ST Kinetics produces the indigenous SAR-21 and Bionix AFV today. Others, either locally designed or locally owned designs, such as the Ultimax 100, SAR-80, SR-88, FH-88, and FH-2000 were also produced.

==Peacetime emergency==
- 1974 : Attack on oil refinery and hijacking of ferry boat Laju
- 1983 : Singapore cable car crash
- 1986 : Collapse of Hotel New World
- 1991 : Midair plane hijacking of Singapore Airlines Flight 117
- 2013 : Riot at Little India

==Humanitarian aid==

- 1999 : Medical support during the Jiji earthquake in Taiwan
- 2004 Indian Ocean earthquake and tsunami
- 2005 :
  - Logistic support for Hurricane Katrina
  - 2004 Indian Ocean earthquake
  - 2005 Nias–Simeulue earthquake
- 2006 : Yogyakarta earthquake

==Peacekeeping missions==
The Singapore Armed Forces are involved in various UN peacekeeping missions:
- UNTAG (UN Transitional Authority Group) Namibia - ‘89,
- UNIKOM (UN Iraq-Kuwait Observer Mission) Kuwait - ‘91
- UNTAC (UN Transitional Authority in Cambodia) Cambodia - ‘93,
- UNOSMA (UN Observer Mission to South Africa) South Africa - ’94,
- UNSMA (UN Special Mission in Afghanistan) Afghanistan - ’97
- INTERFET (International Force in East Timor) East Timor - ’99
- UNTAET (UN Transition Authority in East Timor) East Timor - ’00
- UNMEE (UN Mission in Ethiopia and Eritrea) Ethiopia - ’02
- UNMISET (UN Mission of Support in East Timor) Timor-Leste - ‘02

=== Iraq ===
In 2003, Singapore deployed a C-130 transport aircraft, a landing ship tank and 31 personnel on a two month mission to assist in airlift, transportation and supply in rebuilding Iraq.

In 2017, Defence Minister Ng Eng Hen, Senior Minister of State for Defence Dr Mohamad Maliki Bin Osman, Chief of Defence Force Lieutenant-General (LG) Perry Lim, Deputy Secretary (Policy) Keith Tan, and senior SAF officers paid a visit to SAF medical teams stationed in Iraq.

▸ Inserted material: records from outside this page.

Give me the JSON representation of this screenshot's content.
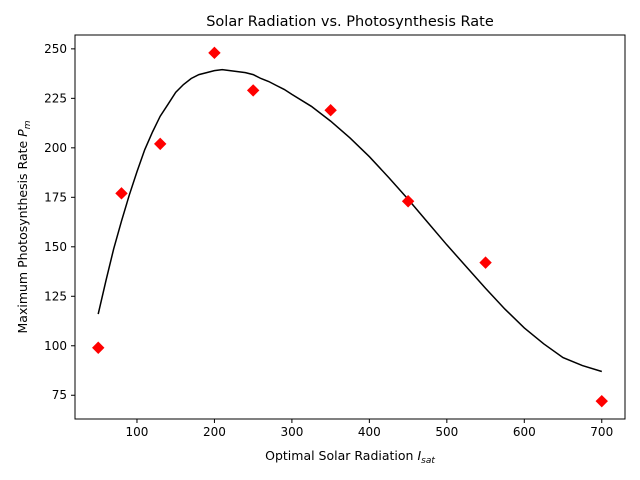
{
  "chart_data": {
    "type": "scatter",
    "title": "Solar Radiation vs. Photosynthesis Rate",
    "xlabel": {
      "main": "Optimal Solar Radiation ",
      "var": "I",
      "sub": "sat"
    },
    "ylabel": {
      "main": "Maximum Photosynthesis Rate ",
      "var": "P",
      "sub": "m"
    },
    "xlim": [
      20,
      730
    ],
    "ylim": [
      63,
      257
    ],
    "xticks": [
      100,
      200,
      300,
      400,
      500,
      600,
      700
    ],
    "yticks": [
      75,
      100,
      125,
      150,
      175,
      200,
      225,
      250
    ],
    "grid": false,
    "series": [
      {
        "kind": "points",
        "marker": "diamond",
        "color": "#ff0000",
        "x": [
          50,
          80,
          130,
          200,
          250,
          350,
          450,
          550,
          700
        ],
        "y": [
          99,
          177,
          202,
          248,
          229,
          219,
          173,
          142,
          72
        ]
      },
      {
        "kind": "line",
        "color": "#000000",
        "x": [
          50,
          60,
          70,
          80,
          90,
          100,
          110,
          120,
          130,
          140,
          150,
          160,
          170,
          180,
          190,
          200,
          210,
          220,
          230,
          240,
          250,
          260,
          270,
          280,
          290,
          300,
          325,
          350,
          375,
          400,
          425,
          450,
          475,
          500,
          525,
          550,
          575,
          600,
          625,
          650,
          675,
          700
        ],
        "y": [
          116,
          133,
          149,
          163,
          176,
          188,
          199,
          208,
          216,
          222,
          228,
          232,
          235,
          237,
          238,
          239,
          239.5,
          239,
          238.5,
          238,
          237,
          235,
          233.5,
          231.5,
          229.5,
          227,
          221,
          213.5,
          205,
          195.5,
          185,
          174,
          162.5,
          151,
          140,
          129,
          118.5,
          109,
          101,
          94,
          90,
          87
        ]
      }
    ]
  }
}
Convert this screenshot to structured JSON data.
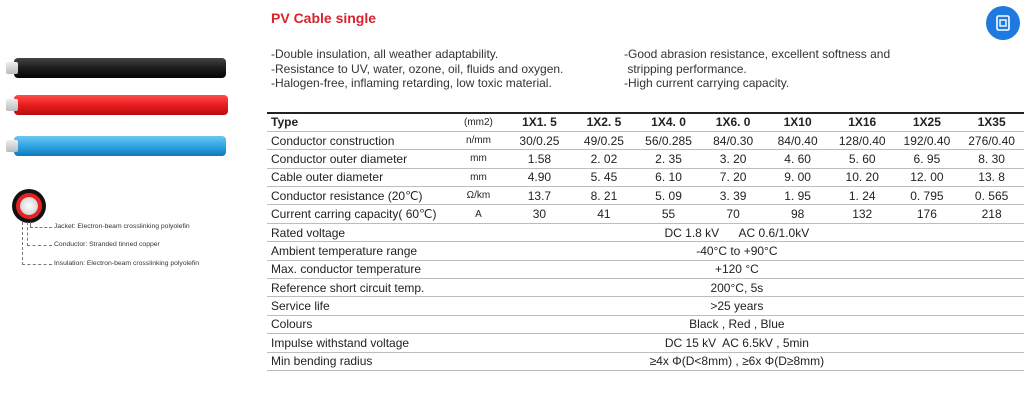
{
  "title": "PV Cable single",
  "features_left": [
    "-Double insulation, all weather adaptability.",
    "-Resistance to UV, water, ozone, oil, fluids and oxygen.",
    "-Halogen-free, inflaming retarding, low toxic material."
  ],
  "features_right": [
    "-Good abrasion resistance, excellent softness and",
    " stripping performance.",
    "-High current carrying capacity."
  ],
  "cables": [
    "black",
    "red",
    "blue"
  ],
  "annotations": {
    "jacket": "Jacket: Electron-beam crosslinking polyolefin",
    "conductor": "Conductor: Stranded tinned copper",
    "insulation": "Insulation: Electron-beam crosslinking polyolefin"
  },
  "icons": {
    "corner": "document-scan-icon"
  },
  "colors": {
    "title": "#d9232d",
    "button": "#1f7ae0"
  },
  "table": {
    "header": {
      "label": "Type",
      "unit": "(mm2)",
      "values": [
        "1X1. 5",
        "1X2. 5",
        "1X4. 0",
        "1X6. 0",
        "1X10",
        "1X16",
        "1X25",
        "1X35"
      ]
    },
    "rows": [
      {
        "label": "Conductor construction",
        "unit": "n/mm",
        "values": [
          "30/0.25",
          "49/0.25",
          "56/0.285",
          "84/0.30",
          "84/0.40",
          "128/0.40",
          "192/0.40",
          "276/0.40"
        ]
      },
      {
        "label": "Conductor outer diameter",
        "unit": "mm",
        "values": [
          "1.58",
          "2. 02",
          "2. 35",
          "3. 20",
          "4. 60",
          "5. 60",
          "6. 95",
          "8. 30"
        ]
      },
      {
        "label": "Cable outer diameter",
        "unit": "mm",
        "values": [
          "4.90",
          "5. 45",
          "6. 10",
          "7. 20",
          "9. 00",
          "10. 20",
          "12. 00",
          "13. 8"
        ]
      },
      {
        "label": "Conductor resistance (20℃)",
        "unit": "Ω/km",
        "values": [
          "13.7",
          "8. 21",
          "5. 09",
          "3. 39",
          "1. 95",
          "1. 24",
          "0. 795",
          "0. 565"
        ]
      },
      {
        "label": "Current carring capacity( 60℃)",
        "unit": "A",
        "values": [
          "30",
          "41",
          "55",
          "70",
          "98",
          "132",
          "176",
          "218"
        ]
      }
    ],
    "span_rows": [
      {
        "label": "Rated  voltage",
        "value": "DC 1.8 kV      AC 0.6/1.0kV"
      },
      {
        "label": "Ambient temperature range",
        "value": "-40°C to +90°C"
      },
      {
        "label": "Max. conductor temperature",
        "value": "+120 °C"
      },
      {
        "label": "Reference short circuit temp.",
        "value": "200°C, 5s"
      },
      {
        "label": "Service life",
        "value": ">25 years"
      },
      {
        "label": "Colours",
        "value": "Black , Red , Blue"
      },
      {
        "label": "Impulse withstand voltage",
        "value": "DC 15 kV  AC 6.5kV , 5min"
      },
      {
        "label": "Min bending radius",
        "value": "≥4x Φ(D<8mm) , ≥6x Φ(D≥8mm)"
      }
    ]
  }
}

In 2018, Defence minister Ng Eng Hen announced that more personnel from SAF and SPF will be sent for counter-terrorism training in Iraq.

=== East Timor ===
- United Nations Mission in East Timor (1999)
From May 2001 to November 2002, the SAF joined a UN-endorsed coalition force to help with peacekeeping activities in East Timor. Commandos were deployed as part of the UN Peacekeeping contingent, providing security for the villagers to ensure that militia groups were unable to infiltrate. This was the first time SAF deployed combat peacekeepers bearing arms. This was called Operation Blue Heron, which ended in 2003 with all SAF personnel returned.

==Operation Blue Ridge==
The SAF undertook a six-year deployment, Operation Blue Ridge, in Afghanistan during 2007-2013. During the operation, the SAF deployed, amongst others, Construction Engineering, Medical and Dental, and Weapon Locating Radar Teams, as well as UAV Task Groups to support the International Security Assistance Force (ISAF) in their mission to train Afghan National Security Forces and assist Afghanistan in rebuilding key government institutions.

==International military intervention against the Islamic State==
Since 2014, the SAF has deployed Medical Teams, Counter Terrorism Training Units, Imagery Analysis Teams, Operations and Intelligence Planners and the Republic of Singapore Air Force (RSAF) KC-135R tanker aircraft, in support of the multinational coalition to defeat ISIS.